Two Moats in Enterprise AI Software — Palantir vs. Alphabet
Two Moats in Enterprise AI Software — Palantir vs. Alphabet
TL;DR After the hardware layer, capex lands in the software and intelligence layer — where enterprises and governments actually use AI. I hold two names here: Palantir and Alphabet. Both ride the AI software wave, but their moats run in opposite directions. Palantir is narrow and deep — government, defense, and critical infrastructure. Alphabet is wide and massive — $243B cloud backlog, $175-185B in 2025 capex, and a vertically integrated stack that produces capex rather than just consumes it. Owning only one misses the story.
After the hardware layer, there's a second place capex lands — the software and intelligence layer, where enterprises and governments actually use AI.
This is where I hold two names: Palantir and Alphabet. Both sit in the AI software layer, but the way revenue flows and the character of their moats are completely different. One is embedded deep inside government, defense, and critical infrastructure. The other runs a hyperscaler cloud backlog and its own models — manufacturing capex cycles rather than just receiving them.
I hold both together because enterprise AI arrives through two fundamentally different mechanisms. To understand either one clearly, you have to see it against the other.
Palantir — The "Operating System" Embedded in Government and Defense
Let's be honest about Palantir first. Volatility has been high. There's been valuation noise, and there still is. So why am I not flinching? Because the contracts are real.
They recently won a contract with the FAA. They're already embedded deep inside the Department of Defense. The AIP platform is becoming, effectively, the operating system for AI-driven enterprise and government operations. This isn't "selling AI services." It's closer to "selling a core system you can't easily rip out once it's in."
Government and defense moats have two properties. First, replacement is hard. Once a system is installed, swapping it requires security clearances, retraining, and massive switching costs. Second, contract lengths are long. There's no quarterly churn like in consumer SaaS.

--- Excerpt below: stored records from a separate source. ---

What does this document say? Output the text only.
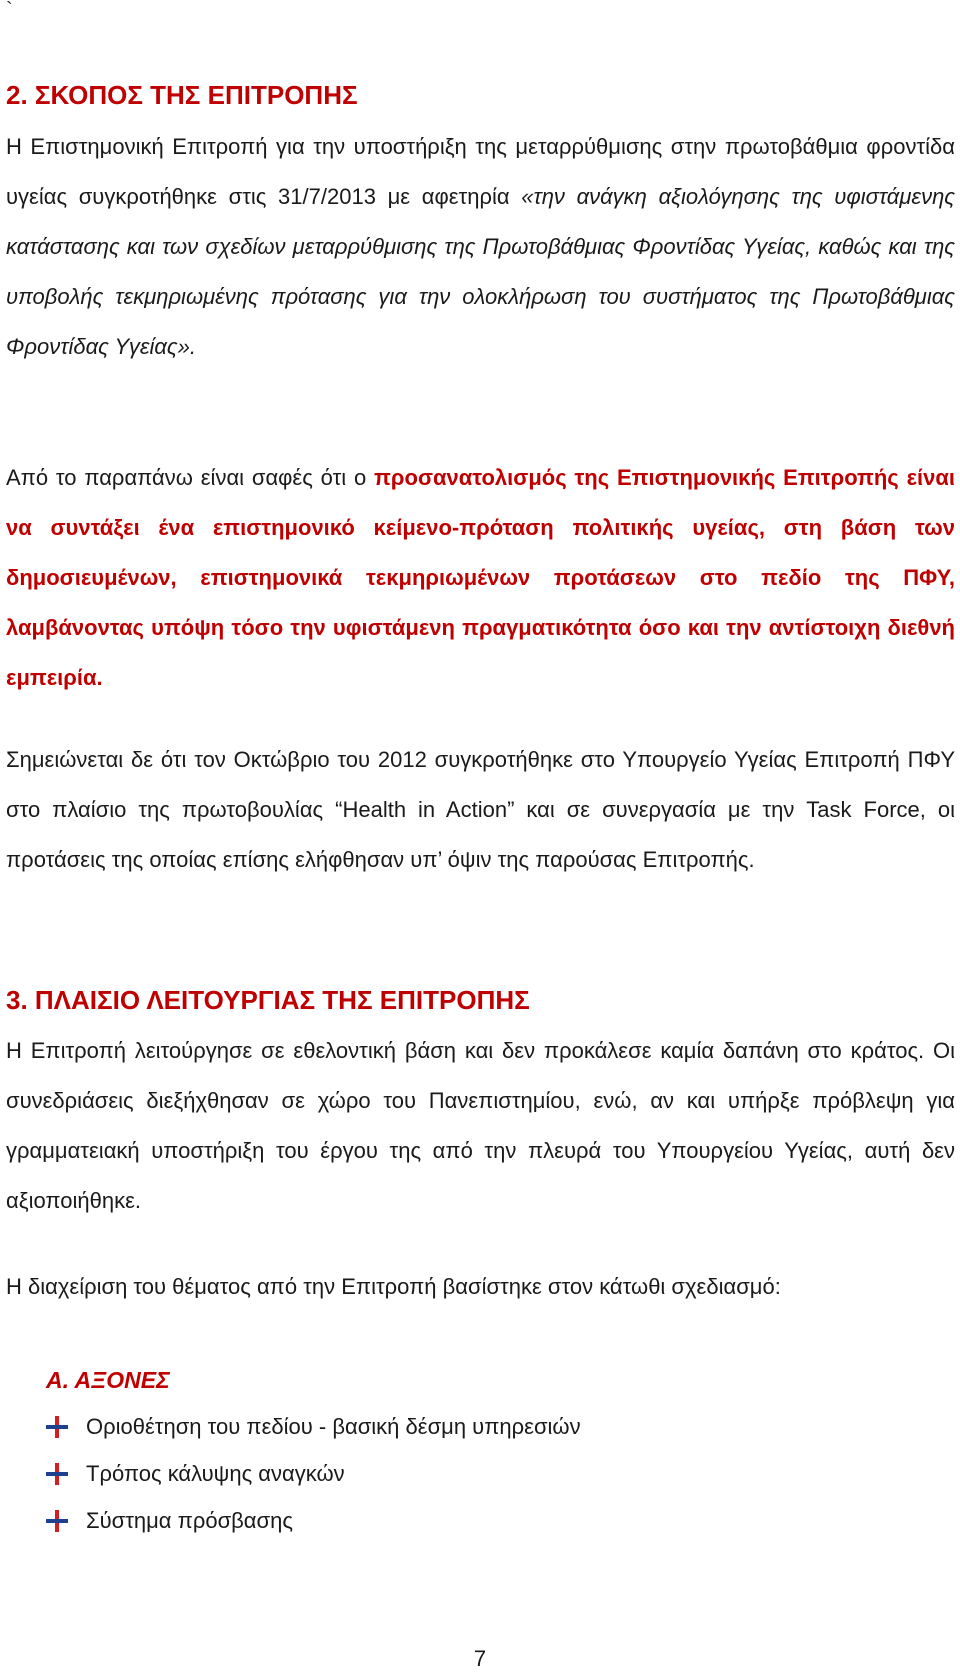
`
2. ΣΚΟΠΟΣ ΤΗΣ ΕΠΙΤΡΟΠΗΣ

Η Επιστημονική Επιτροπή για την υποστήριξη της μεταρρύθμισης στην πρωτοβάθμια φροντίδα υγείας συγκροτήθηκε στις 31/7/2013 με αφετηρία «την ανάγκη αξιολόγησης της υφιστάμενης κατάστασης και των σχεδίων μεταρρύθμισης της Πρωτοβάθμιας Φροντίδας Υγείας, καθώς και της υποβολής τεκμηριωμένης πρότασης για την ολοκλήρωση του συστήματος της Πρωτοβάθμιας Φροντίδας Υγείας».

Από το παραπάνω είναι σαφές ότι ο προσανατολισμός της Επιστημονικής Επιτροπής είναι να συντάξει ένα επιστημονικό κείμενο-πρόταση πολιτικής υγείας, στη βάση των δημοσιευμένων, επιστημονικά τεκμηριωμένων προτάσεων στο πεδίο της ΠΦΥ, λαμβάνοντας υπόψη τόσο την υφιστάμενη πραγματικότητα όσο και την αντίστοιχη διεθνή εμπειρία.

Σημειώνεται δε ότι τον Οκτώβριο του 2012 συγκροτήθηκε στο Υπουργείο Υγείας Επιτροπή ΠΦΥ στο πλαίσιο της πρωτοβουλίας “Health in Action” και σε συνεργασία με την Task Force, οι προτάσεις της οποίας επίσης ελήφθησαν υπ’ όψιν της παρούσας Επιτροπής.

3. ΠΛΑΙΣΙΟ ΛΕΙΤΟΥΡΓΙΑΣ ΤΗΣ ΕΠΙΤΡΟΠΗΣ

Η Επιτροπή λειτούργησε σε εθελοντική βάση και δεν προκάλεσε καμία δαπάνη στο κράτος. Οι συνεδριάσεις διεξήχθησαν σε χώρο του Πανεπιστημίου, ενώ, αν και υπήρξε πρόβλεψη για γραμματειακή υποστήριξη του έργου της από την πλευρά του Υπουργείου Υγείας, αυτή δεν αξιοποιήθηκε.

Η διαχείριση του θέματος από την Επιτροπή βασίστηκε στον κάτωθι σχεδιασμό:

Α. ΑΞΟΝΕΣ
Οριοθέτηση του πεδίου - βασική δέσμη υπηρεσιών
Τρόπος κάλυψης αναγκών
Σύστημα πρόσβασης
7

That's why selling Palantir on short-term noise misses the compounding window. The real value here isn't "next quarter's revenue guide" — it's "how deeply do the currently installed contracts root themselves over the next ten years."
Alphabet — The Most Underappreciated AI Compounder
Alphabet is one of the most underappreciated AI compounding machines in the market right now. And the street is finally starting to recognize it.
A few specific numbers. Google Cloud backlog just hit $243 billion. 2025 capex is running $175–$185 billion. Gemini is maturing rapidly and has closed the multimodal gap with competitors.
Each of those numbers matters because Alphabet isn't a company that merely "benefits from AI." It's a company that manufactures the AI capex cycle itself. Its own models (Gemini), its own cloud, its own TPUs — the depth of vertical integration is arguably the deepest across all of big tech.
The $243B cloud backlog figure is already-booked demand. That's a multi-year revenue pipeline. Fulfilling it requires $175B+ in capex, and that capex flows right back into Nvidia, TSM, Micron, and Vertiv. So Alphabet sits in the software layer but simultaneously generates demand for the infrastructure layer.
The Character of the Moats — Contracts vs. Platform Scale
| Dimension | Palantir | Alphabet |
|---|---|---|
| Primary buyer | Government, defense, critical infra | Global enterprise, consumer |
| Moat character | Contract depth, security clearance, switching cost | Scale, vertical integration, own model |
| Revenue visibility | Long contracts | $243B cloud backlog |
| Stock volatility | High (valuation debate) | Medium (big tech average) |
| Risk | Valuation, commercial segment scaling | Regulation, search ad structural shift |
Both can be summarized one-line as "AI software beneficiary," but the structure underneath is entirely different. Palantir's moat is narrow and deep (government and defense). Alphabet's moat is wide and less deep individually but enormous in aggregate (global platform scale).
So How Do You Blend the Two
Asking which one to pick is a trap. These two companies work in different scenarios simultaneously.
Palantir carries the alpha when AI budget flows into government, defense, and critical infrastructure. Alphabet becomes a compounding machine when AI budget flows into enterprise cloud. Those scenarios aren't mutually exclusive. They're both happening at the same time.
If you can stomach Palantir's volatility, the right construction is a small position + long holding period. Alphabet is comparatively more stable, so you can carry more weight. Yes, the ride is bumpy — but holding both means you're positioned regardless of which path AI software dollars take.
The most underpriced risk I see, restated: the market still hasn't fully escaped the "Alphabet = ad company" framing. The moment that framing cracks, a valuation re-rating follows. Getting positioned before that re-rating is the game at this stage of the cycle.